Meine Lieblingsstelle im Würzburger Hofgarten ist eine Treppe. Nämlich die Treppe, die den Ostteil des Gartens mit dem Südgarten verbindet. Von ganz oben am Ende der Stiege kann man beide Teile des Parks überblicken. Wunderschön sichtbar wird da die vielseitige Art der Gartenkonzeption von Johann Prokop Mayer. Dieser arbeitete als Hofgärtner unter dem Fürstbischof Adam Friedrich von Seinsheim und legte den Garten an.
Die Würzburger Residenz und ihre Grünanlagen entstanden in der Zeit des Barock. Das ist die Zeit des französischen Sonnenkönigs und die Zeit des Absolutismus, in der auch das Schloss Versailles errichtet wurde, eine der größten Palastanlagen Europas. Der Würzburger Fürstbischof wollte diesen Prunk nachahmen. Seine Vorstellung war daher neben dem Schloss auch ein mehrere tausend Hektar großer Garten. Dies war jedoch nicht möglich, da der Garten durch die Stadtmauer begrenzt wurde, die Würzburg am Ufer rechts des Mains umgab. Balthasar Neumann, Baumeister der Würzburger Residenz, kam deshalb auf die glorreiche Idee, die Stadtmauer in die Gestaltung des Gartens einzubeziehen.

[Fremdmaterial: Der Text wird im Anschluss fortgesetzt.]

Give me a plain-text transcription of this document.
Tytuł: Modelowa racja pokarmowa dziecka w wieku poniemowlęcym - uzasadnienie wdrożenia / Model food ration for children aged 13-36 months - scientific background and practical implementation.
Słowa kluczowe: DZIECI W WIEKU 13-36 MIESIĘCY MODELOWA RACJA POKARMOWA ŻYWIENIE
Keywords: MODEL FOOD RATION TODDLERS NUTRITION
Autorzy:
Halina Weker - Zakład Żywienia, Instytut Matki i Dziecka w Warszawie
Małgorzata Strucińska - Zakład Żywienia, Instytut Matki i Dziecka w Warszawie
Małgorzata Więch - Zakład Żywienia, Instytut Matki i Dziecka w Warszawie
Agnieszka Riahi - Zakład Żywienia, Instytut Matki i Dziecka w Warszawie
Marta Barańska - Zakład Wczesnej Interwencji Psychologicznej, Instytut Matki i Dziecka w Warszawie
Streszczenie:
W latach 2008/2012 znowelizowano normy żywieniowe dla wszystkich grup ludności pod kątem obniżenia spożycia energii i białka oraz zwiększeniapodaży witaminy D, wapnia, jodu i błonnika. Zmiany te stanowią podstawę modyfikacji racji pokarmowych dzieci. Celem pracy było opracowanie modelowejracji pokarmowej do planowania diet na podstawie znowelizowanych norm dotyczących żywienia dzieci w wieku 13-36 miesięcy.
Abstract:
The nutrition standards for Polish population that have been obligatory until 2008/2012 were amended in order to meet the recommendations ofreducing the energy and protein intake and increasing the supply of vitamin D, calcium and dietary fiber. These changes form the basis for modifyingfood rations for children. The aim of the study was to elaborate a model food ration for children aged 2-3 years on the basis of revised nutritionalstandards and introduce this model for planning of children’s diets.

Rokoko-Putten im Ostgarten
Insgesamt gliedert sich der Schlosspark in drei Bereiche: den Ost- und Südgarten sowie den englischen Garten – alle drei in etwa gleich groß. Der Ostgarten schließt sich direkt an den Gartensaal des Schlosses an und ist terrassenförmig mit zwei symmetrischen Lauben- und Treppenaufgängen sowie auf halber Höhe mit einer kleinen Terrasse angelegt. Dadurch fällt die Begrenzung durch die alte Stadtmauer auf den ersten Blick gar nicht auf. Im Ostgarten verteilt stehen Putten von Johann Peter Wagner, ein Künstler, der auch am Innenausbau der Würzburger Residenz beteiligt war. Der Bildhauer gilt als einer der Hauptvertreter der Rokokoplastik in Mainfranken.
Europa im Süden
Geht man vom Ostgarten die Treppe hinunter, gelangt man in den Südgarten. Diesen konnte der Fürstbischhof von seinen Privatgemächern aus überblicken. Denn er bewohnte den rechten Flügel der Residenz, an den die Hofkirche und der Südgarten anschließen. Dieser Teil des Hofgartens schließt mit der Orangerie, hinter der sich der Nutzgarten befindet, ab. Hier wechseln sich Gehwege, Rasen- und angelegte Gartenfläche ab. Die Eibenbäume sind in Kegelform geschnitten und ein kleiner Teich mit Brunnen und Figuren aus der griechischen Mythologie ziert die Anlage. Dargestellt sind der „Raub der Proserpina“ und der „Raub der Europa“.
Wo die Natur Natur sein darf
Eine Promenadengang grenzt noch heute den Südgarten vom dritten, dem englischen Teil des Gartens ab. Im Gegensatz zu den Barockgärten, die die Natur in Formen zwang, ist der englische Garten ein Landschaftsgarten – mit naturbelassener Flora und Fauna.
Zugänge zum Hofgarten sind im Rennweg, direkt neben der Hofkirche und am Josef-Stangl Platz. Über den Rennweg und den Schlossvorplatz betritt man den Garten durch schmiedeeiserne Gittertore von Johann Georg Oegg, dem Tiroler „König der Schmiedekunst“.